A critical innovation is the researchers’ novel representation for neural SDFs. “We encode geometry using a sparse voxel octree which contains feature vectors at the corners, where the levels of the octree correspond to levels of detail,” Takikawa explains. These vectors can be decoded using a small MLP without compromising the reconstruction quality or generality.
The proposed architecture consists of a model that combines a small surface extraction neural network with a sparse-octree data structure that encodes the geometry and enables neural geometric level of detail (LOD). In computer graphics, LOD refers to 3D shapes filtered to limit feature variations to approximately twice the pixel size in image space to mitigate flickering and accelerate rendering by reducing model complexity. Combined with a tailored sphere tracing algorithm, the proposed method is both computationally performant and highly expressive.

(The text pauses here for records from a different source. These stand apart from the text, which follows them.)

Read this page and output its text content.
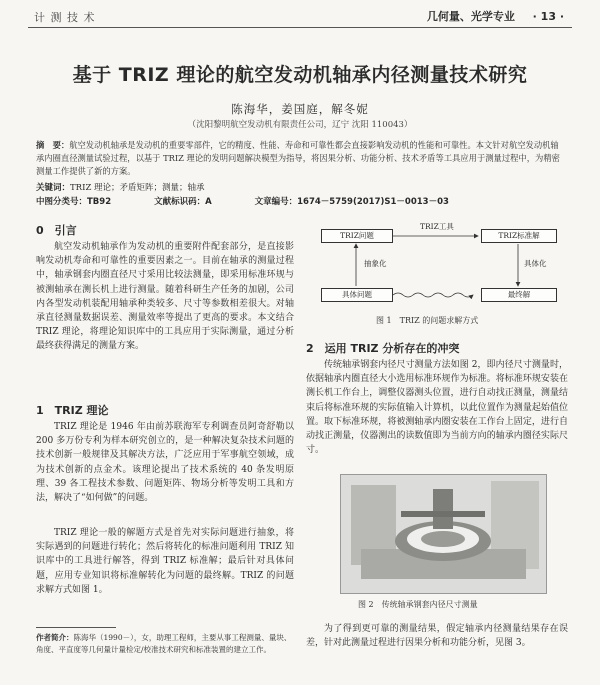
计 测 技 术	几何量、光学专业 · 13 ·
基于 TRIZ 理论的航空发动机轴承内径测量技术研究
陈海华，姜国庭，解冬妮
（沈阳黎明航空发动机有限责任公司，辽宁 沈阳 110043）
摘　要：航空发动机轴承是发动机的重要零部件，它的精度、性能、寿命和可靠性都会直接影响发动机的性能和可靠性。本文针对航空发动机轴承内圈直径测量试验过程，以基于 TRIZ 理论的发明问题解决模型为指导，将因果分析、功能分析、技术矛盾等工具应用于测量过程中，为精密测量工作提供了新的方案。
关键词：TRIZ 理论；矛盾矩阵；测量；轴承
中图分类号：TB92	文献标识码：A	文章编号：1674－5759(2017)S1－0013－03
0　引言
航空发动机轴承作为发动机的重要附件配套部分，是直接影响发动机寿命和可靠性的重要因素之一。目前在轴承的测量过程中，轴承钢套内圈直径尺寸采用比较法测量，即采用标准环规与被测轴承在测长机上进行测量。随着科研生产任务的加剧，公司内各型发动机装配用轴承种类较多、尺寸等参数相差很大。对轴承直径测量数据误差、测量效率等提出了更高的要求。本文结合 TRIZ 理论，将理论知识库中的工具应用于实际测量，通过分析最终获得满足的测量方案。
1　TRIZ 理论
TRIZ 理论是 1946 年由前苏联海军专利调查员阿奇舒勒以 200 多万份专利为样本研究创立的，是一种解决复杂技术问题的技术创新一般规律及其解决方法，广泛应用于军事航空领域，成为技术创新的点金术。该理论提出了技术系统的 40 条发明原理、39 各工程技术参数、问题矩阵、物场分析等发明工具和方法，解决了“如何做”的问题。
TRIZ 理论一般的解题方式是首先对实际问题进行抽象，将实际遇到的问题进行转化；然后将转化的标准问题利用 TRIZ 知识库中的工具进行解答，得到 TRIZ 标准解；最后针对具体问题，应用专业知识将标准解转化为问题的最终解。TRIZ 的问题求解方式如图 1。
作者简介：陈海华（1990－），女，助理工程师，主要从事工程测量、量块、角度、平直度等几何量计量检定/校准技术研究和标准装置的建立工作。
TRIZ问题	TRIZ标准解
具体问题	最终解
TRIZ工具
抽象化	具体化
图 1　TRIZ 的问题求解方式
2　运用 TRIZ 分析存在的冲突
传统轴承钢套内径尺寸测量方法如图 2，即内径尺寸测量时，依据轴承内圈直径大小选用标准环规作为标准。将标准环规安装在测长机工作台上，调整仪器测头位置，进行自动找正测量，测量结束后将标准环规的实际值输入计算机，以此位置作为测量起始值位置。取下标准环规，将被测轴承内圈安装在工作台上固定，进行自动找正测量，仪器测出的读数值即为当前方向的轴承内圈径实际尺寸。
图 2　传统轴承钢套内径尺寸测量
为了得到更可靠的测量结果，假定轴承内径测量结果存在误差，针对此测量过程进行因果分析和功能分析，见图 3。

In experiments, the approach achieved a rendering speedup of 2–3 orders of magnitude over baseline networks and state-of-the-art reconstruction quality for complex shapes on both 3D geometric and 3D image-space metrics.
The research team says the study is a big step forward in neural implicit function-based geometry, with potential applications in scene reconstruction, ultra-precise robotics path planning, interactive content creation and beyond.
The paper Neural Geometric Level of Detail: Real-time Rendering with Implicit 3D Surfaces is on arXiv.